A Comprehensive Analysis of MicroProteins Reveals Their Potentially Widespread Mechanism of Transcriptional Regulation

• Published in: Plant physiology (Bethesda) Vol. 165; no. 1; pp. 149 - 159
• Main Authors: Magnani, Enrico, de Klein, Niek, Nam, Hye-In, Kim, Jung-Gun, Pham, Kimberly, Fiume, Elisa, Mudgett, Mary Beth, Rhee, Seung Yon
• Format: Journal Article
• Language: English
• Published: United States American Society of Plant Biologists 01.05.2014; Oxford University Press ; American Society of Plant Biologists
• Subjects: Animals; Arabidopsis - genetics; Arabidopsis - immunology; Arabidopsis - metabolism; Arabidopsis Proteins - metabolism; Disease Resistance - immunology; Evolution; Evolution, Molecular; Flowers - physiology; Gene expression regulation; Gene Expression Regulation, Plant; Genes; GENES, DEVELOPMENT, AND EVOLUTION; Life Sciences; Phylogeny; Plant Diseases - immunology; Plants; Proteins; Salt tolerance; Time Factors; Transcription factors; Transcription Factors - metabolism; Transcription, Genetic; Transcriptional regulatory elements; Yeasts
• ISSN: 0032-0889; 1532-2548; 1532-2548
• DOI: 10.1104/pp.114.235903

Truncated transcription factor-like proteins called microProteins (miPs) can modulate transcription factor activities, thereby increasing transcriptional regulatory complexity. To understand their prevalence, evolution, and function, we predicted over 400 genes that encode putative miPs from Arabidopsis (Arabidopsis thaliana) using a bioinformatics pipeline and validated two novel miPs involved in flowering time and response to abiotic and biotic stress. We provide an evolutionary perspective for a class of miPs targeting homeodomain transcription factors in plants and metazoans.
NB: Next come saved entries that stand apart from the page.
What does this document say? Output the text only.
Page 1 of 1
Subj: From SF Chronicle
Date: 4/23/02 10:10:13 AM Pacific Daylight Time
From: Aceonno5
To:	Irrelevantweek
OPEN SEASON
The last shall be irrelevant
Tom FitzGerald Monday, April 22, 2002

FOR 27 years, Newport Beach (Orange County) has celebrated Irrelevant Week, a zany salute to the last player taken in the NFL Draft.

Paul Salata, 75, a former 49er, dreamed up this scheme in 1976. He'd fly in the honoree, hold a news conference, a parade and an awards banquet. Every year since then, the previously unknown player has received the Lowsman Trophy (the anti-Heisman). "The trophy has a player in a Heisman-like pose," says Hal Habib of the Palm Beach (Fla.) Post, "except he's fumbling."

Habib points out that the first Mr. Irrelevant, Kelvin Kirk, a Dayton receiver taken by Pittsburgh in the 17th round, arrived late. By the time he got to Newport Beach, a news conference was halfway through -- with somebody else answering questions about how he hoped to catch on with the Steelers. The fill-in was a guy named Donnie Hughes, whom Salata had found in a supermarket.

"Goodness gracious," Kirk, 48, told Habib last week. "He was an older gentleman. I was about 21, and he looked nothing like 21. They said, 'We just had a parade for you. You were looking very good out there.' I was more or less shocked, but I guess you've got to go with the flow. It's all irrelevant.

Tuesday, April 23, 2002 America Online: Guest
We identify domain loss as one mechanism of miP evolution and suggest the possible roles of miPs on the evolution of their target transcription factors. Overall, we reveal a prominent layer of transcriptional regulation by miPs, show pervasiveness of such proteins both within and across genomes, and provide a framework for studying their function and evolution.